Non-commutative solitons and strong-weak duality

TL;DR

This paper explores non-commutative extensions of sine-Gordon and Thirring models using integrable systems and master Lagrangians, revealing soliton solutions and dualities that may persist quantum mechanically.

Contribution

It introduces a novel approach to non-commutative integrable models via master Lagrangians, establishing classical soliton solutions and dualities in NC sine-Gordon and Thirring theories.

Findings

Exact one-soliton solutions found without NC parameter expansion

Identified strong-weak duality between NC sine-Gordon and Thirring models

Models share common soliton solutions, indicating deep duality

Abstract

Some properties of the non-commutative versions of the sine-Gordon model (NCSG) and the corresponding massive Thirring theories (NCMT) are studied.
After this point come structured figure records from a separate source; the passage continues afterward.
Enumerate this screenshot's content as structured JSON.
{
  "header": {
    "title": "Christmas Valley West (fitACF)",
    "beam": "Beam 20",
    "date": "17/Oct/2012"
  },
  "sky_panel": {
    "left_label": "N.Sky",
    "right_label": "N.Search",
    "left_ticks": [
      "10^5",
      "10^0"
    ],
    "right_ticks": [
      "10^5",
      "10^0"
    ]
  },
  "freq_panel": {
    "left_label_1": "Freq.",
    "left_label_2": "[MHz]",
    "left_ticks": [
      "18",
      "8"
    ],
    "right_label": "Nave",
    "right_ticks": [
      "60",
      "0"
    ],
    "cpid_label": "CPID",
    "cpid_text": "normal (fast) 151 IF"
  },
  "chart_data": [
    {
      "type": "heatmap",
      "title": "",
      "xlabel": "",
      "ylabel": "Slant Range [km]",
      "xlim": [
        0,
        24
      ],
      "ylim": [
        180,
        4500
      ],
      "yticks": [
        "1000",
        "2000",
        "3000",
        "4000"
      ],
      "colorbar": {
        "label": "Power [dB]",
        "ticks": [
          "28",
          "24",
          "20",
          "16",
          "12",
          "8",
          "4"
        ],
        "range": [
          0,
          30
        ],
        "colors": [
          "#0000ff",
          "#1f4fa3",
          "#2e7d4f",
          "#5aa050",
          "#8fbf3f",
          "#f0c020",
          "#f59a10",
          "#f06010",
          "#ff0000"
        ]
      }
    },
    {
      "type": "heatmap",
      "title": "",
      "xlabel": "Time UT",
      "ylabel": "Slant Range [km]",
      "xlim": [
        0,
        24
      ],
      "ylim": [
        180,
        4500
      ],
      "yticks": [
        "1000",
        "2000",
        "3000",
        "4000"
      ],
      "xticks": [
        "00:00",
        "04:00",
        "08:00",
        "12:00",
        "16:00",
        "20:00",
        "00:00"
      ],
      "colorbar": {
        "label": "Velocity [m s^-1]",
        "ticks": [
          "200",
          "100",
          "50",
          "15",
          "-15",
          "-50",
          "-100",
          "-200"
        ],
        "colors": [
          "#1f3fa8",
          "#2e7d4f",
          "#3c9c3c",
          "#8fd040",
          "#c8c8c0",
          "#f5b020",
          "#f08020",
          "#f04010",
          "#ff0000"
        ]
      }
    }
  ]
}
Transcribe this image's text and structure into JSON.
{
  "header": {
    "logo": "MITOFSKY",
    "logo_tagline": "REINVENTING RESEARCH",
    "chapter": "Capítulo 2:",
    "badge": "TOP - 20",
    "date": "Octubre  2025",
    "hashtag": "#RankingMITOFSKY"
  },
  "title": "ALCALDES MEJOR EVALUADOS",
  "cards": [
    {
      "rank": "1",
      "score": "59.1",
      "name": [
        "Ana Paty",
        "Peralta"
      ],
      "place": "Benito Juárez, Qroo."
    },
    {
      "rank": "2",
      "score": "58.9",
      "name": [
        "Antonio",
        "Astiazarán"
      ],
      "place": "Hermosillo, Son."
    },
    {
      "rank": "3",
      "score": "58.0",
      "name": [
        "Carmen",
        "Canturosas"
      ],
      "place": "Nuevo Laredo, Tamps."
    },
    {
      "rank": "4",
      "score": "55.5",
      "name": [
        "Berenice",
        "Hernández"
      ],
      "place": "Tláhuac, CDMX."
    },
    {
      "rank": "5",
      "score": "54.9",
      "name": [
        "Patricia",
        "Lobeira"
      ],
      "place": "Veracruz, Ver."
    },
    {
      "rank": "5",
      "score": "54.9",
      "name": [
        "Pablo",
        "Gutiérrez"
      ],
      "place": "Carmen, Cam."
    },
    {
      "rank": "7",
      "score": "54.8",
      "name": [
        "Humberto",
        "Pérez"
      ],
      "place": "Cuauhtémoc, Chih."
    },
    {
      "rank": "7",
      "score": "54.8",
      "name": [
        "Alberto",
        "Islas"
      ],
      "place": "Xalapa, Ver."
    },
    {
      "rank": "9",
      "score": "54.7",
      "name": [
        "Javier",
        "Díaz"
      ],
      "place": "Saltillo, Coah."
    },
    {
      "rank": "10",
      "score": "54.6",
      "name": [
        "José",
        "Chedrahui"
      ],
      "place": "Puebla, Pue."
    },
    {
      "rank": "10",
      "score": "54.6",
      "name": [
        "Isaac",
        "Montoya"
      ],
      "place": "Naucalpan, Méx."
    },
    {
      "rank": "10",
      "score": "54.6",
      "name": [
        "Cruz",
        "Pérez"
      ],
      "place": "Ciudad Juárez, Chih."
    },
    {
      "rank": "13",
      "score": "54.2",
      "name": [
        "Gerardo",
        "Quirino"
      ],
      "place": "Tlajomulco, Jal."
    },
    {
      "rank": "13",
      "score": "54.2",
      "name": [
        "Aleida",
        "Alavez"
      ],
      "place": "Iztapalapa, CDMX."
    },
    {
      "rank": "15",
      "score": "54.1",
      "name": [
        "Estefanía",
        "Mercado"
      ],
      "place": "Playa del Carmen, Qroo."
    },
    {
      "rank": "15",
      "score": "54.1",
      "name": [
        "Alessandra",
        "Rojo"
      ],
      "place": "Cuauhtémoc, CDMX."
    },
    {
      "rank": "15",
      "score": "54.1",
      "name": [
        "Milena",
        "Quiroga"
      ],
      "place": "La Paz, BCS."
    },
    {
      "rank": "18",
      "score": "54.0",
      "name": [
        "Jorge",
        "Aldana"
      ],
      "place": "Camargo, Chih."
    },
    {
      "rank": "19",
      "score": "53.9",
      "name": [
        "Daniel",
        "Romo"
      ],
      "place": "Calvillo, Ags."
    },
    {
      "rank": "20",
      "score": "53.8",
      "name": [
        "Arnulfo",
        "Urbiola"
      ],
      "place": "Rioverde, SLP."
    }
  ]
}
Our method relies on the NC extension of integrable models and the master Lagrangian approach to deal with dual theories. The master Lagrangians turn out to be the NC versions of the so-called affine Toda model coupled to matter fields (NCATM) associated to the group GL(2), in which the Toda field belongs to certain representations of either $U(1){x} U(1)$ or $U(1)_{C}$ corresponding to the Lechtenfeld et al. (NCSG$_{1}$) or Grisaru-Penati (NCSG$_{2}$) proposals for the NC versions of the sine-Gordon model, respectively. Besides, the relevant NCMT$_{1, 2}$ models are written for two (four) types of Dirac fields corresponding to the Moyal product extension of one (two) copy(ies) of the ordinary massive Thirring model. The NCATM$_{1,2}$ models share the same one-soliton (real Toda field sector of model 2) exact solutions, which are found without expansion in the NC parameter $\theta$ for the corresponding Toda and matter fields describing the strong-weak phases, respectively. The correspondence NCSG$_{1}$ $\leftrightarrow$ NCMT$_{1}$ is promising since it is expected to hold on the quantum level.